Jersey Shore's new normal - cliff shows just how  high the tide came up
Welcome back to somewhat regular programming.

Our governor here in Jersey is calling this time after Hurricane Sandy “the new normal.”

I have no bloody idea what that means exactly but it sounds good.

In my head, we are always experiencing a “new normal.” Our normal in the days after September 11, 2001 looks nothing like our normal of the autumn 2012. And that’s normal.

Thankfully, my most recent normal made it through the storm alright.

Honey Badger is asleep in my chair before a blue flickering television screen. Fletcher the dog is snoozing in his bed on the floor nearby. Our families throughout the Garden State are safe and most have power again. The night outside is cool and dry and dead quiet. Not a tree branch is moving in the darkness.

Our North Jersey home is warm again, the lights shine inside, hot water is ready for morning showers and the cars are filled with gas for their usual duty.

Out on our wind-damaged deck glowing prematurely with white Christmas lights, a peaceful silence offers time for thoughts about the last few weeks as I pull on a cigarette staring at stars.

Sandy, to mangle the words of a Springsteen song, lost her desire for us well before she crashed into New Jersey.

Forget desire, she had fury. She killed wildly.

Our thoughts and prayers are with the families of the scores killed by the storm and all the thousands displaced and left homeless by her raging waters and tides, and insane winds.

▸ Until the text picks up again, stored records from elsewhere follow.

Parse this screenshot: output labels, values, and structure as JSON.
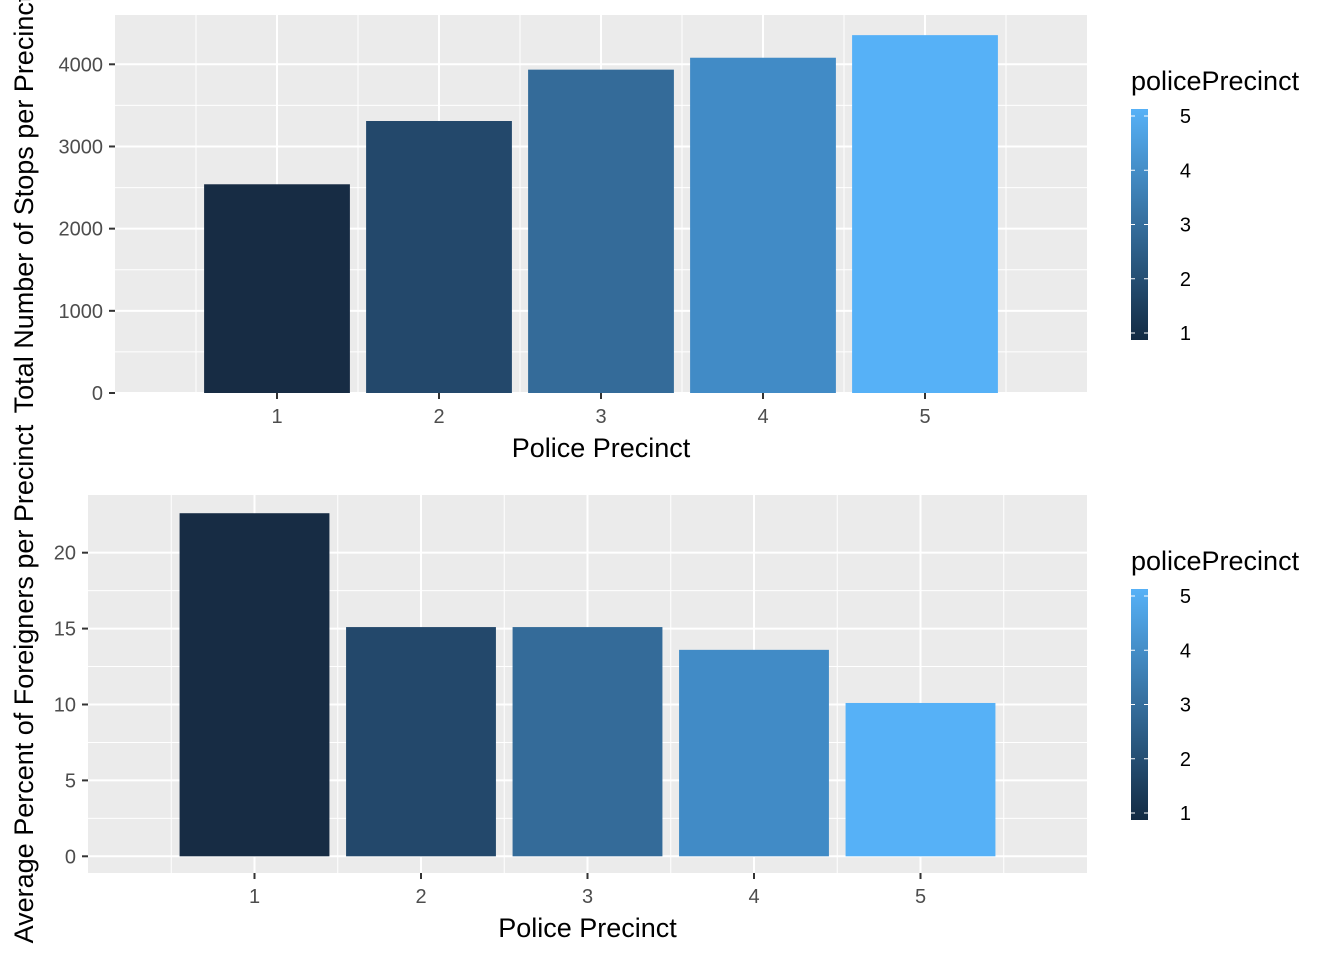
{
  "colors": {
    "panel_bg": "#EBEBEB",
    "grid_major": "#FFFFFF",
    "tick": "#333333",
    "gradient_low": "#132B43",
    "gradient_high": "#56B1F7",
    "bar_fills": [
      "#172C44",
      "#23486B",
      "#346B99",
      "#418BC6",
      "#56B1F7"
    ]
  },
  "chart_data": [
    {
      "type": "bar",
      "categories": [
        "1",
        "2",
        "3",
        "4",
        "5"
      ],
      "values": [
        2540,
        3310,
        3935,
        4080,
        4355
      ],
      "xlabel": "Police Precinct",
      "ylabel": "Total Number of Stops per Precinct",
      "ylim": [
        0,
        4600
      ],
      "yticks": [
        0,
        1000,
        2000,
        3000,
        4000
      ],
      "ytick_labels": [
        "0",
        "1000",
        "2000",
        "3000",
        "4000"
      ],
      "grid": true,
      "legend": {
        "title": "policePrecinct",
        "position": "right",
        "type": "colorbar",
        "labels": [
          "5",
          "4",
          "3",
          "2",
          "1"
        ]
      }
    },
    {
      "type": "bar",
      "categories": [
        "1",
        "2",
        "3",
        "4",
        "5"
      ],
      "values": [
        22.6,
        15.1,
        15.1,
        13.6,
        10.1
      ],
      "xlabel": "Police Precinct",
      "ylabel": "Average Percent of Foreigners per Precinct",
      "ylim": [
        -1.1,
        23.8
      ],
      "yticks": [
        0,
        5,
        10,
        15,
        20
      ],
      "ytick_labels": [
        "0",
        "5",
        "10",
        "15",
        "20"
      ],
      "grid": true,
      "legend": {
        "title": "policePrecinct",
        "position": "right",
        "type": "colorbar",
        "labels": [
          "5",
          "4",
          "3",
          "2",
          "1"
        ]
      }
    }
  ]
}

Most of us encountered some discomfort the last while but not the heartbreaking loss of those in many Jersey Shore towns, on Staten Island, out the Rockaways and on Breezy Point.

We lost power and heat. They lost love ones and homes.

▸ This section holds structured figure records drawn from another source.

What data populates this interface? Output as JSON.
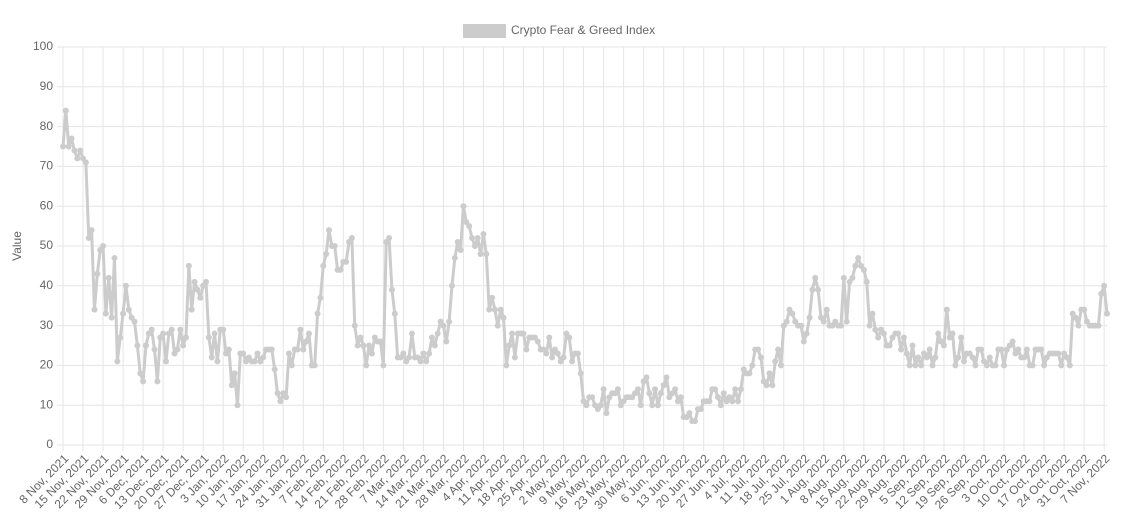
{
  "chart_data": {
    "type": "line",
    "y_axis_label": "Value",
    "ylim": [
      0,
      100
    ],
    "yticks": [
      0,
      10,
      20,
      30,
      40,
      50,
      60,
      70,
      80,
      90,
      100
    ],
    "grid": true,
    "legend": "top",
    "categories": [
      "8 Nov, 2021",
      null,
      null,
      null,
      null,
      null,
      null,
      "15 Nov, 2021",
      null,
      null,
      null,
      null,
      null,
      null,
      "22 Nov, 2021",
      null,
      null,
      null,
      null,
      null,
      null,
      "29 Nov, 2021",
      null,
      null,
      null,
      null,
      null,
      null,
      "6 Dec, 2021",
      null,
      null,
      null,
      null,
      null,
      null,
      "13 Dec, 2021",
      null,
      null,
      null,
      null,
      null,
      null,
      "20 Dec, 2021",
      null,
      null,
      null,
      null,
      null,
      null,
      "27 Dec, 2021",
      null,
      null,
      null,
      null,
      null,
      null,
      "3 Jan, 2022",
      null,
      null,
      null,
      null,
      null,
      null,
      "10 Jan, 2022",
      null,
      null,
      null,
      null,
      null,
      null,
      "17 Jan, 2022",
      null,
      null,
      null,
      null,
      null,
      null,
      "24 Jan, 2022",
      null,
      null,
      null,
      null,
      null,
      null,
      "31 Jan, 2022",
      null,
      null,
      null,
      null,
      null,
      null,
      "7 Feb, 2022",
      null,
      null,
      null,
      null,
      null,
      null,
      "14 Feb, 2022",
      null,
      null,
      null,
      null,
      null,
      null,
      "21 Feb, 2022",
      null,
      null,
      null,
      null,
      null,
      null,
      "28 Feb, 2022",
      null,
      null,
      null,
      null,
      null,
      null,
      "7 Mar, 2022",
      null,
      null,
      null,
      null,
      null,
      null,
      "14 Mar, 2022",
      null,
      null,
      null,
      null,
      null,
      null,
      "21 Mar, 2022",
      null,
      null,
      null,
      null,
      null,
      null,
      "28 Mar, 2022",
      null,
      null,
      null,
      null,
      null,
      null,
      "4 Apr, 2022",
      null,
      null,
      null,
      null,
      null,
      null,
      "11 Apr, 2022",
      null,
      null,
      null,
      null,
      null,
      null,
      "18 Apr, 2022",
      null,
      null,
      null,
      null,
      null,
      null,
      "25 Apr, 2022",
      null,
      null,
      null,
      null,
      null,
      null,
      "2 May, 2022",
      null,
      null,
      null,
      null,
      null,
      null,
      "9 May, 2022",
      null,
      null,
      null,
      null,
      null,
      null,
      "16 May, 2022",
      null,
      null,
      null,
      null,
      null,
      null,
      "23 May, 2022",
      null,
      null,
      null,
      null,
      null,
      null,
      "30 May, 2022",
      null,
      null,
      null,
      null,
      null,
      null,
      "6 Jun, 2022",
      null,
      null,
      null,
      null,
      null,
      null,
      "13 Jun, 2022",
      null,
      null,
      null,
      null,
      null,
      null,
      "20 Jun, 2022",
      null,
      null,
      null,
      null,
      null,
      null,
      "27 Jun, 2022",
      null,
      null,
      null,
      null,
      null,
      null,
      "4 Jul, 2022",
      null,
      null,
      null,
      null,
      null,
      null,
      "11 Jul, 2022",
      null,
      null,
      null,
      null,
      null,
      null,
      "18 Jul, 2022",
      null,
      null,
      null,
      null,
      null,
      null,
      "25 Jul, 2022",
      null,
      null,
      null,
      null,
      null,
      null,
      "1 Aug, 2022",
      null,
      null,
      null,
      null,
      null,
      null,
      "8 Aug, 2022",
      null,
      null,
      null,
      null,
      null,
      null,
      "15 Aug, 2022",
      null,
      null,
      null,
      null,
      null,
      null,
      "22 Aug, 2022",
      null,
      null,
      null,
      null,
      null,
      null,
      "29 Aug, 2022",
      null,
      null,
      null,
      null,
      null,
      null,
      "5 Sep, 2022",
      null,
      null,
      null,
      null,
      null,
      null,
      "12 Sep, 2022",
      null,
      null,
      null,
      null,
      null,
      null,
      "19 Sep, 2022",
      null,
      null,
      null,
      null,
      null,
      null,
      "26 Sep, 2022",
      null,
      null,
      null,
      null,
      null,
      null,
      "3 Oct, 2022",
      null,
      null,
      null,
      null,
      null,
      null,
      "10 Oct, 2022",
      null,
      null,
      null,
      null,
      null,
      null,
      "17 Oct, 2022",
      null,
      null,
      null,
      null,
      null,
      null,
      "24 Oct, 2022",
      null,
      null,
      null,
      null,
      null,
      null,
      "31 Oct, 2022",
      null,
      null,
      null,
      null,
      null,
      null,
      "7 Nov, 2022",
      null
    ],
    "series": [
      {
        "name": "Crypto Fear & Greed Index",
        "color": "#cccccc",
        "values": [
          75,
          84,
          75,
          77,
          74,
          72,
          74,
          72,
          71,
          52,
          54,
          34,
          43,
          49,
          50,
          33,
          42,
          32,
          47,
          21,
          27,
          33,
          40,
          34,
          32,
          31,
          25,
          18,
          16,
          25,
          28,
          29,
          24,
          16,
          27,
          28,
          21,
          28,
          29,
          23,
          24,
          29,
          25,
          27,
          45,
          34,
          41,
          39,
          37,
          40,
          41,
          27,
          22,
          28,
          21,
          29,
          29,
          23,
          24,
          15,
          18,
          10,
          23,
          23,
          21,
          22,
          21,
          21,
          23,
          21,
          22,
          24,
          24,
          24,
          19,
          13,
          11,
          13,
          12,
          23,
          20,
          24,
          24,
          29,
          24,
          26,
          28,
          20,
          20,
          33,
          37,
          45,
          48,
          54,
          50,
          50,
          44,
          44,
          46,
          46,
          51,
          52,
          30,
          25,
          27,
          25,
          20,
          25,
          23,
          27,
          26,
          26,
          20,
          51,
          52,
          39,
          33,
          22,
          22,
          23,
          21,
          22,
          28,
          22,
          22,
          21,
          23,
          21,
          23,
          27,
          25,
          28,
          31,
          30,
          26,
          31,
          40,
          47,
          51,
          49,
          60,
          56,
          55,
          52,
          50,
          52,
          48,
          53,
          48,
          34,
          37,
          34,
          30,
          34,
          32,
          20,
          25,
          28,
          22,
          28,
          28,
          28,
          24,
          27,
          27,
          27,
          26,
          24,
          24,
          23,
          27,
          22,
          24,
          23,
          21,
          22,
          28,
          27,
          21,
          23,
          23,
          18,
          11,
          10,
          12,
          12,
          10,
          9,
          10,
          14,
          8,
          12,
          13,
          13,
          14,
          10,
          11,
          12,
          12,
          12,
          13,
          14,
          10,
          16,
          17,
          13,
          10,
          14,
          10,
          13,
          15,
          17,
          12,
          13,
          14,
          11,
          12,
          7,
          7,
          8,
          6,
          6,
          9,
          9,
          11,
          11,
          11,
          14,
          14,
          12,
          10,
          13,
          11,
          12,
          11,
          14,
          11,
          14,
          19,
          18,
          18,
          20,
          24,
          24,
          22,
          16,
          15,
          18,
          15,
          21,
          24,
          20,
          30,
          31,
          34,
          33,
          31,
          30,
          30,
          26,
          28,
          32,
          39,
          42,
          39,
          32,
          31,
          34,
          30,
          30,
          31,
          30,
          30,
          42,
          31,
          41,
          42,
          45,
          47,
          45,
          44,
          41,
          30,
          33,
          29,
          27,
          29,
          28,
          25,
          25,
          27,
          28,
          28,
          24,
          27,
          23,
          20,
          25,
          20,
          22,
          20,
          23,
          22,
          24,
          20,
          22,
          28,
          26,
          25,
          34,
          27,
          28,
          20,
          22,
          27,
          21,
          23,
          23,
          22,
          20,
          24,
          24,
          21,
          20,
          22,
          20,
          20,
          24,
          24,
          20,
          24,
          25,
          26,
          23,
          24,
          22,
          22,
          24,
          20,
          20,
          24,
          24,
          24,
          20,
          22,
          23,
          23,
          23,
          23,
          20,
          23,
          22,
          20,
          33,
          32,
          30,
          34,
          34,
          31,
          30,
          30,
          30,
          30,
          38,
          40,
          33
        ]
      }
    ]
  }
}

Still many of us are lost in a flood of nostalgia.

Local newspapers and websites are filled with memories from World War Two vets to my shower of Generation X brothers about their youthful days spent on the Jersey Shore.

It is a natural reaction to a deadly disaster hitting so close to home. All loss, no matter how small, is personal.

We are all out of sorts and push our thoughts to happier days. I understand. I grew up on the Shore and worked as a teenager on a boardwalk now in the sea.

Thankfully, in these parts we had no dead to bury, only neighbors to help and memories to resurrect.
One of those memories is being a 17-year-old kid with a new license driving Shore roads at night in a four-door blue ’79 Chevy Nova with a cassette from some guy from Freehold jammed in the dashboard radio. The tape was called “Nebraska” and the second track had a line that always hit home.

“Everything dies, baby, that‘s a fact/But maybe everything that dies someday comes back.”

From the Rockaways to Staten Island, from Belmar to Seaside Heights, from Long Beach Island to Atlantic City nothing is going to be close to our version of normal for a long time. Actually, it is never going to be the same again.

These communities lost souls and homes and memory touchstones but someday they’ll come back.
It just isn’t going to be the same and that’s normal.